Aus der Union gibt es dennoch zahlreiche Stimmen, die dieses Verfahren [Asylverfahren in Drittländern] fordern. […] Für Parteivize Jens Spahn gibt es für Asylverfahren in Drittstaaten keine rechtlichen Hindernisse. Es mangele lediglich am politischen Willen der Bundesregierung, sagte er im ARD-Morgenmagazin. Es sei möglich, die Zahl der illegalen Migration nach Deutschland innerhalb weniger Monate zu senken.

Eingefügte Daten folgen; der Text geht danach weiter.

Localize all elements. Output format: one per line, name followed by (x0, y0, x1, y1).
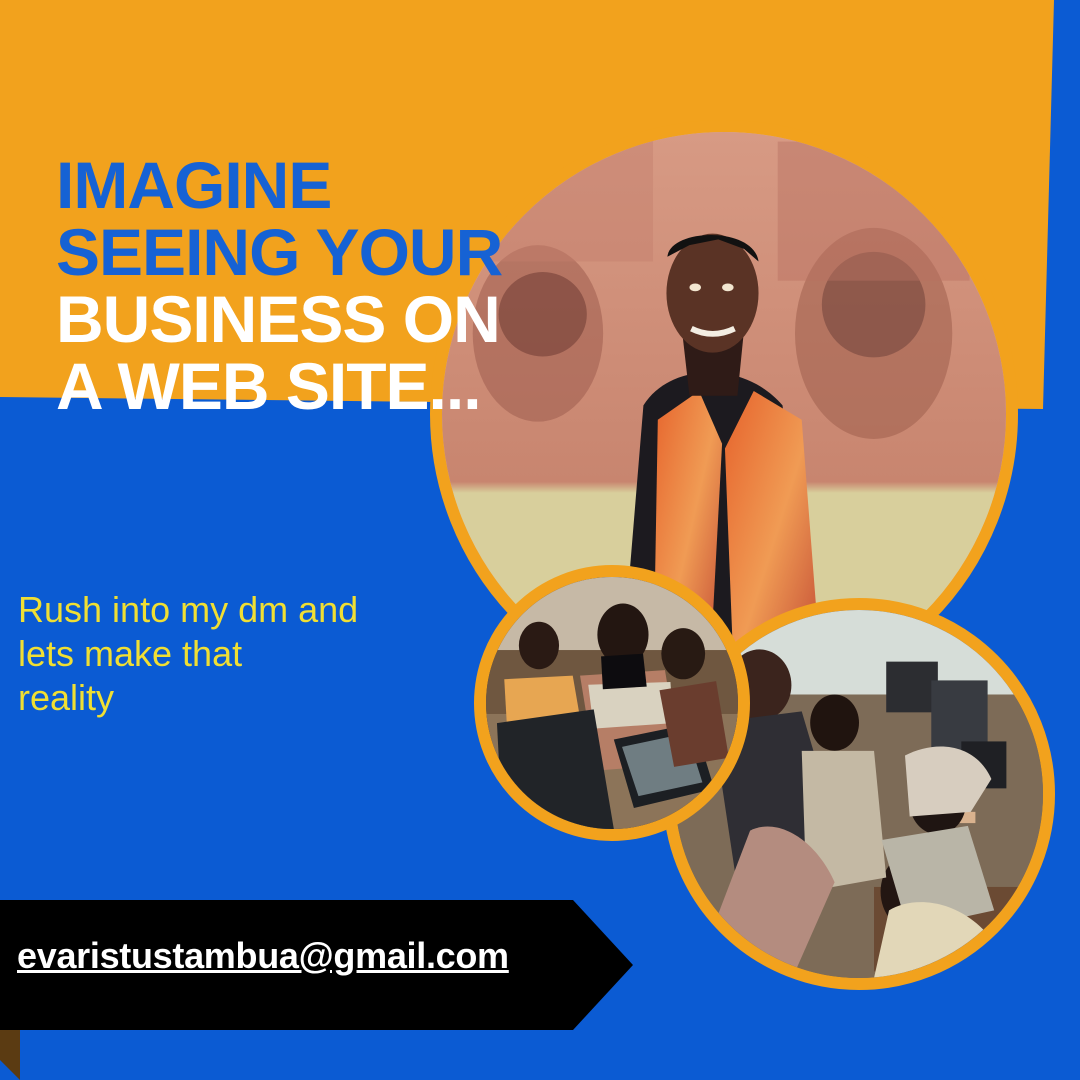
headline-line-1: IMAGINE (56, 148, 332, 222)
headline-line-3: BUSINESS ON (56, 282, 501, 356)
group-photo (474, 565, 750, 841)
headline-line-2: SEEING YOUR (56, 215, 503, 289)
headline-line-4: A WEB SITE... (56, 349, 482, 423)
corner-fold-decoration (0, 1030, 20, 1080)
call-to-action-text: Rush into my dm and lets make that reali… (18, 589, 359, 718)
poster-canvas: IMAGINE SEEING YOUR BUSINESS ON A WEB SI… (0, 0, 1080, 1080)
contact-email-link[interactable]: evaristustambua@gmail.com (17, 936, 509, 976)
headline: IMAGINE SEEING YOUR BUSINESS ON A WEB SI… (56, 148, 503, 423)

Ihr sagt, Asylverfahren in Drittstaaten wären leicht umsetzbar. Die Bundesregierung, ein Großteil der vom Innenministerium angehörten Sachverständigen und Erfahrungen aus Großbritannien sagen das Gegenteil. Die Fragen, ob das ganze überhaupt etwas bringen würde, und ob es moralisch vertretbar wäre, werde ich einmal ganz außen vor lassen. Somit sehe ich zwei Möglichkeiten:

  1. Ihr habt unrecht. So, wie es aussieht, werdet ihr spätestens 2026 an der Regierung sein. Wenn ihr dann feststellt, dass Asylverfahren in Drittstaaten nicht umsetzbar sind, wird das für die AfD gefundenes Fressen sein. Sie kann euch dann vorwerfen, gelogen zu haben.
  2. Ihr habt recht. Aller Wahrscheinlichkeit werdet ihr nach der nächsten Bundestagswahl entweder mit der SPD oder mit den Grünen eine Koalition bilden müssen. So oder so wird es euch nicht allzu leicht fallen, den Koalitionspartner von Asylverfahren in Drittstaaten zu überzeugen. Vielleicht gelingt es euch. Scheitert ihr aber damit, wird es der AfD umso leichter fallen zu argumentieren, dass nur eine Stimme für sie Veränderung bringen wird, da sich die CDU im Grunde genommen gar nicht von SPD und Grünen unterscheiden würde.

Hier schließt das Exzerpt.